The New King James Version uses the words “in the name.” The American Standard Version, the English Revised Version and the Weymouth New Testament use “into” instead of “in.” In the Greek, the word is eis. It is defined as “into, to, towards, for, and among” (Thayer’s Greek-English Lexicon of the New Testament). We believe “into” is a much better translation than “in” and that it better describes the marvelous transformation that begins in a Christian’s life when he or she receives the Holy Spirit.
Greek lexicons and dictionaries emphasize that eis shows movement toward something. Translating eis as “into” with regard to going toward something gives a much clearer sense of the meaning. Being baptized thrusts us powerfully toward God the Father and Jesus Christ, and we are given the Holy Spirit to impart to our minds a beginning portion of the divine nature.
We are baptized by the authority of Jesus Christ, who, by His awesome sacrifice, paid for our sins. And we are baptized into the family of the divine God, who is Spirit (John 4:24). We must worship Him in spirit. His Spirit comes into our mind and a new spiritual life begins.

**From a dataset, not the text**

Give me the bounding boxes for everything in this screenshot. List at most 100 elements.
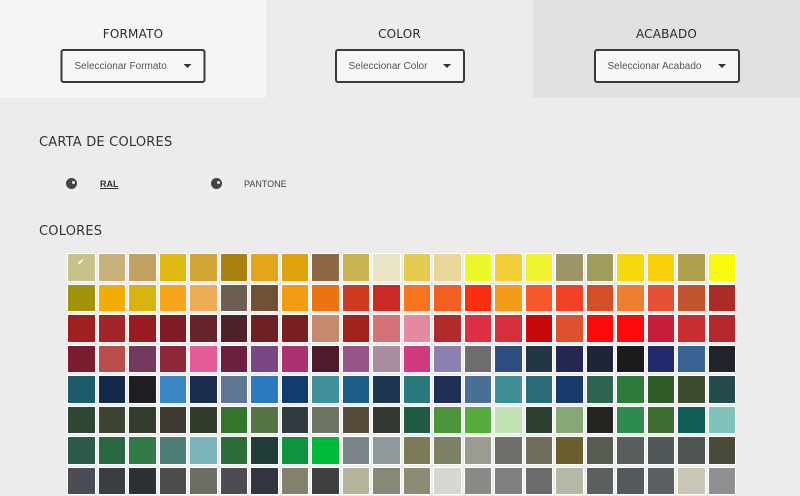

It is in this sense that we are baptized “into” the Holy Spirit, becoming younger brothers and sisters of Jesus Christ and children of God the Father (Hebrews 2:10-12; John 1:12; Romans 8:14).
Being baptized into the Holy Spirit reminds us of John the Baptist’s words in Matthew 3:11, “I indeed baptize you with [Greek en, primarily translated as “in,” which is appropriate here since baptism is by immersion in water] water unto repentance, but He who is coming after me is mightier than I, whose sandals I am not worthy to carry. He will baptize you with [Greek en, “in” again] the Holy Spirit and fire” (emphasis added). John likens being immersed in water with being immersed in the Holy Spirit.
Also, realize that just because something has a name, that doesn’t automatically equate it with personhood. Even inanimate objects—mountain ranges, for example—have proper names.
The Holy Spirit helps us to be like Jesus Christ, but this does not mean it is a person. It is the nature of God, the power of God, the way He extends Himself in the universe. Please see the article “Is the Holy Spirit a Person?”
Acts 2:38 also discusses baptism, but it has a different purpose. It gives an overview of the steps involved in baptism and receiving the Holy Spirit: “Then Peter said to them, ‘Repent, and let every one of you be baptized in the name of Jesus Christ for the remission of sins; and you shall receive the gift of the Holy Spirit.’”
What does he mean here by being baptized “in the name of Jesus Christ”? If we do something in the name of someone, we do it by his authority. So Peter told us to be baptized by the authority of Jesus Christ.
Also consider that Peter describes the Holy Spirit as a gift. If the Holy Spirit were a person, how could it be a gift? Earlier in Acts 2 he quoted the book of Joel where God said that He would “pour out My Spirit” (verse 18). If the Holy Spirit were a person, how could it be poured out?
God the Father’s goodness leads us to repentance (Romans 2:4), and He is the One from whom the whole family in heaven and earth is named (Ephesians 3:15). The Son is the One who died for our sins. The actions of the Father and the Son make it possible for us to receive the power of Their Holy Spirit into our minds upon conversion and baptism to impart the divine nature of God.
In Romans 8:16 we read, “The Spirit Himself [“itself,” King James Version] bears witness with our spirit that we are children of God.” (The reason the New King James Version translators incorrectly used “Himself” is explained in our more comprehensive article on the Trinity.)
The Father, Son and Holy Spirit are all essential to the ceremony of baptism. God imparts the Holy Spirit to our minds to begin a new spiritual life in us. It binds Christians together and empowers them, granting them some of the divine nature of Almighty God. But this in no sense proves the Trinity.